The film ends with a view from the back of the hydrofoil coursing
down the river.
The
film presents itself as straightforward, factual reporting. Although
no reference is made to the rumors circulating in the West about
Sakharov's health and no mention is made of Bonner's appeal for
an exit visa for the sake of her own health, the film is obviously
the KGB's answer to those rumors,the KGB's attempt to fill the
vacuum of information created by their arrest of Bonner at Gorky
airport on May 2, 1984.
Needless
to say, nearly every element in the film is a lie of some sort,
but the central lie concerns Sakharov. The film describes Sakharov
as resting and eating when he was being held against his will
in Gorky hospital, having been subjected to the brutalities of
force-feeding. We are not told that the unidentified man chatting
with Sakharov on the park is Obukhov, the chief doctor of the
hospital, the man who had supervised the forced-feeding, who had
taunted Sakharov with his symptoms of Parkinson's disease and
threatened him with his brigade of women with clamps. We are not
told that Sakharov and this doctor are not sitting on a park bench
with a view of the river, but in the grounds of a hospital. The
doctor has been co-opted by the KGB to play a leading role in
their film, steering Sakharov toward the hidden camera and turning
magazines in its direction. All medical personnel seen in the
film have likewise been turned into KGB actors.
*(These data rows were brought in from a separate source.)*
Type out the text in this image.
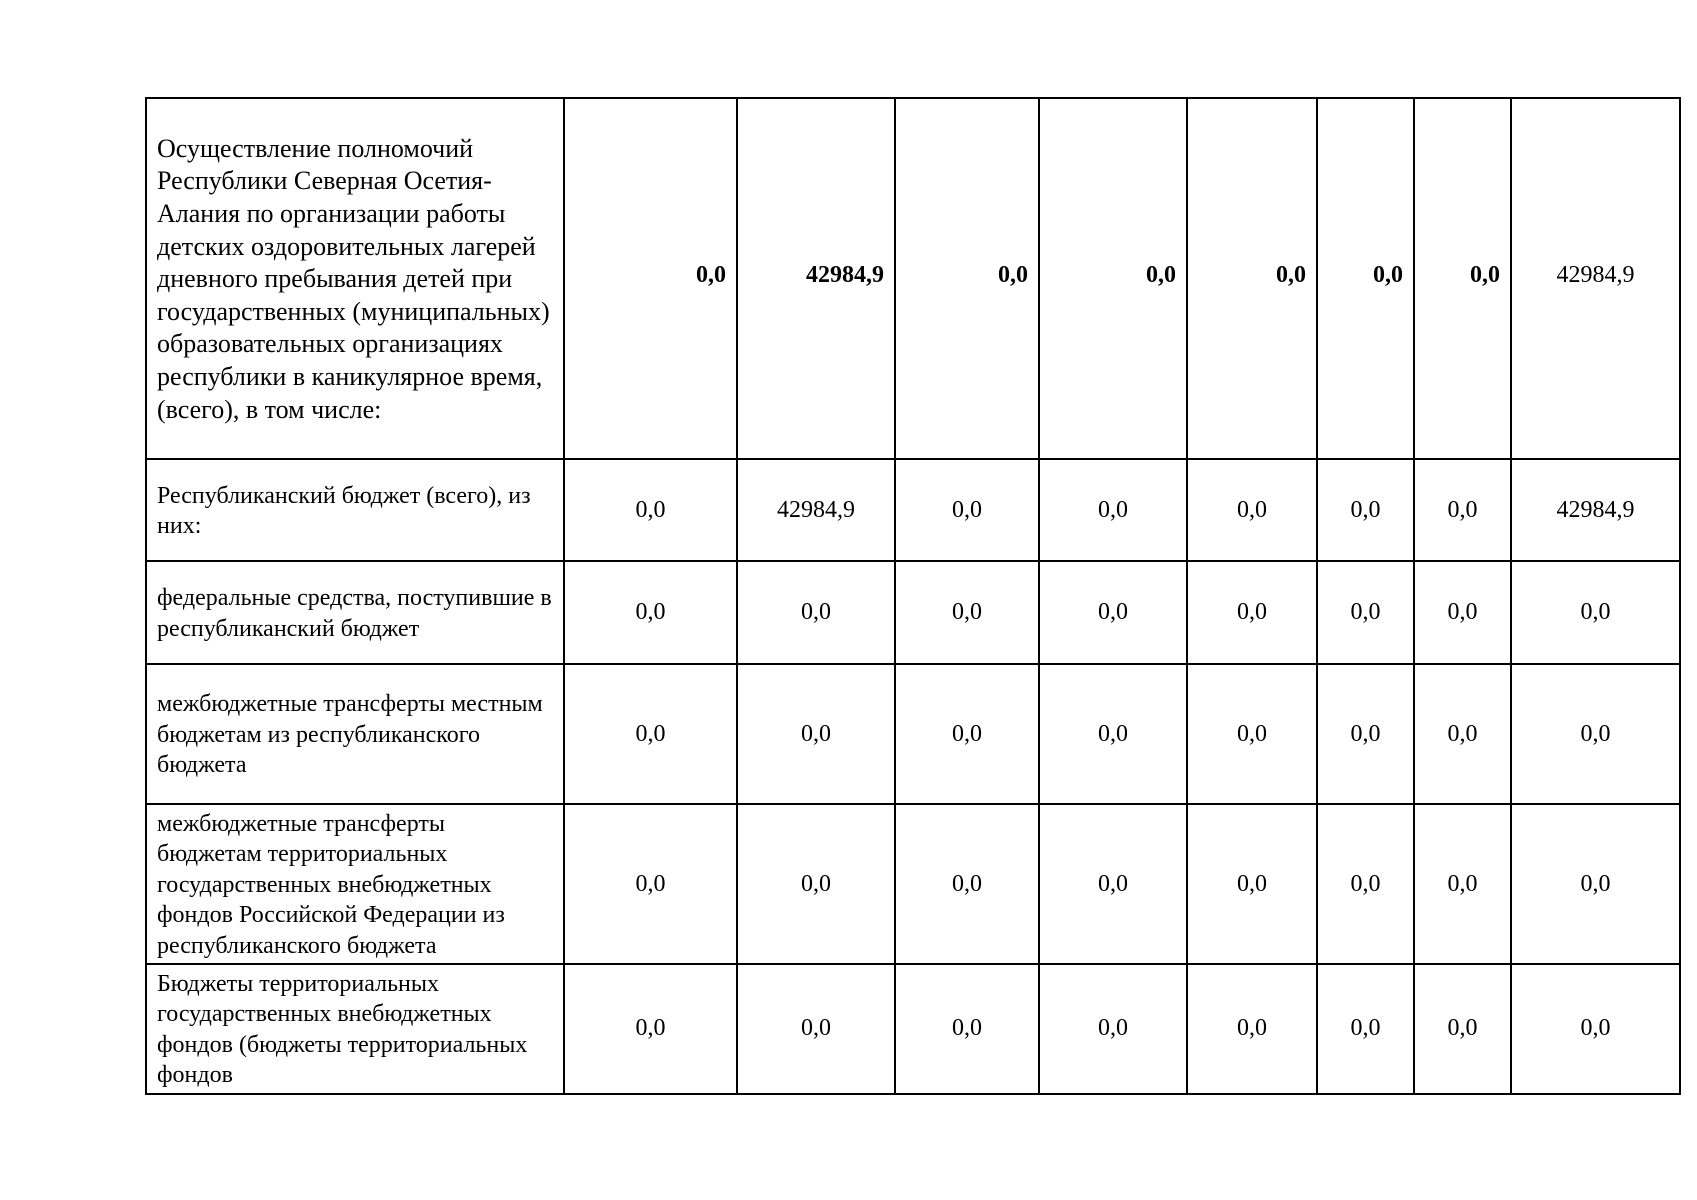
Осуществление полномочий Республики Северная Осетия-Алания по организации работы детских оздоровительных лагерей дневного пребывания детей при государственных (муниципальных) образовательных организациях республики в каникулярное время, (всего), в том числе:	0,0	42984,9	0,0	0,0	0,0	0,0	0,0	42984,9
Республиканский бюджет (всего), из них:	0,0	42984,9	0,0	0,0	0,0	0,0	0,0	42984,9
федеральные средства, поступившие в республиканский бюджет	0,0	0,0	0,0	0,0	0,0	0,0	0,0	0,0
межбюджетные трансферты местным бюджетам из республиканского бюджета	0,0	0,0	0,0	0,0	0,0	0,0	0,0	0,0
межбюджетные трансферты бюджетам территориальных государственных внебюджетных фондов Российской Федерации из республиканского бюджета	0,0	0,0	0,0	0,0	0,0	0,0	0,0	0,0
Бюджеты территориальных государственных внебюджетных фондов (бюджеты территориальных фондов	0,0	0,0	0,0	0,0	0,0	0,0	0,0	0,0
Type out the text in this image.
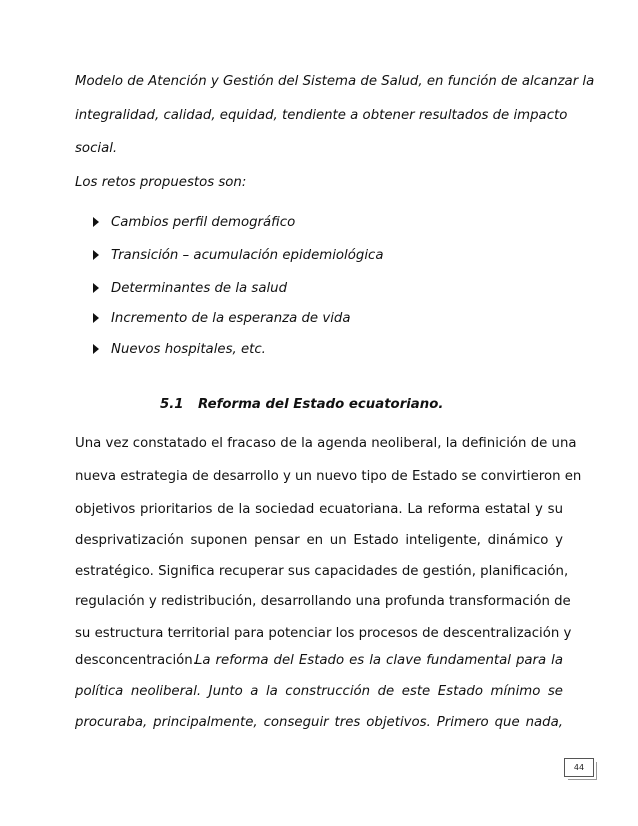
Modelo de Atención y Gestión del Sistema de Salud, en función de alcanzar la
integralidad, calidad, equidad, tendiente a obtener resultados de impacto
social.
Los retos propuestos son:
Cambios perfil demográfico
Transición – acumulación epidemiológica
Determinantes de la salud
Incremento de la esperanza de vida
Nuevos hospitales, etc.
5.1 Reforma del Estado ecuatoriano.
Una vez constatado el fracaso de la agenda neoliberal, la definición de una
nueva estrategia de desarrollo y un nuevo tipo de Estado se convirtieron en
objetivos prioritarios de la sociedad ecuatoriana. La reforma estatal y su
desprivatización suponen pensar en un Estado inteligente, dinámico y
estratégico. Significa recuperar sus capacidades de gestión, planificación,
regulación y redistribución, desarrollando una profunda transformación de
su estructura territorial para potenciar los procesos de descentralización y
desconcentración.
La reforma del Estado es la clave fundamental para la
política neoliberal. Junto a la construcción de este Estado mínimo se
procuraba, principalmente, conseguir tres objetivos. Primero que nada,
44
For the parts
they have to play, they have been told to wear their street clothes
instead of their normal white medical uniforms.
Each
shot in this film can be shown to be lie of omission, if not one
of deliberate distortion as those described above. Thus we are
not told that the Sakharovs' apartment is not situated in the
pretty part of town, as the film implies, but in an unmaintained
section where a puddle of mud surrounds the building and dust
and debris blow in the wind.. Nor can we tell that the pleasure
boats on the river are out of bounds to the Sakharovs. The film
does not say that the woman seen with Bonner, described as a friend
as if she were one of many Bonner could have been strolling with,
was her lawyer, Reznikova, on a special visit from Moscow to discuss
Bonner's forthcoming trial. The Sakharov were not allowed to visit
in Gorky; they had no friends, none at least since the death in
1981 of a distant relative, Yuri Hainovsky, whose grave Bonner
used to visit.
We
cannot know that the film includes material shot years earlier,
that the scenes of Sakharov's two children visiting Gorky were
most likely taken in 1980 and 1981, while the two black and white
still photographs of the couple date from the 1970s. The existence
of this film material, taken years earlier and stored in KGB files
gives us an idea of the vast amount of visual material that must
be accumulating in KGB archives. They would be recording, as a
matter of routine and on a regular daily basis, an untold number
of individuals considered to be in need of surveillance. The resources
of manpower and video equipment committed to this purpose must
be enormous. One can thus easily imagine someone saying: Why don't
we make a film out of some of it? We can sell it to the West!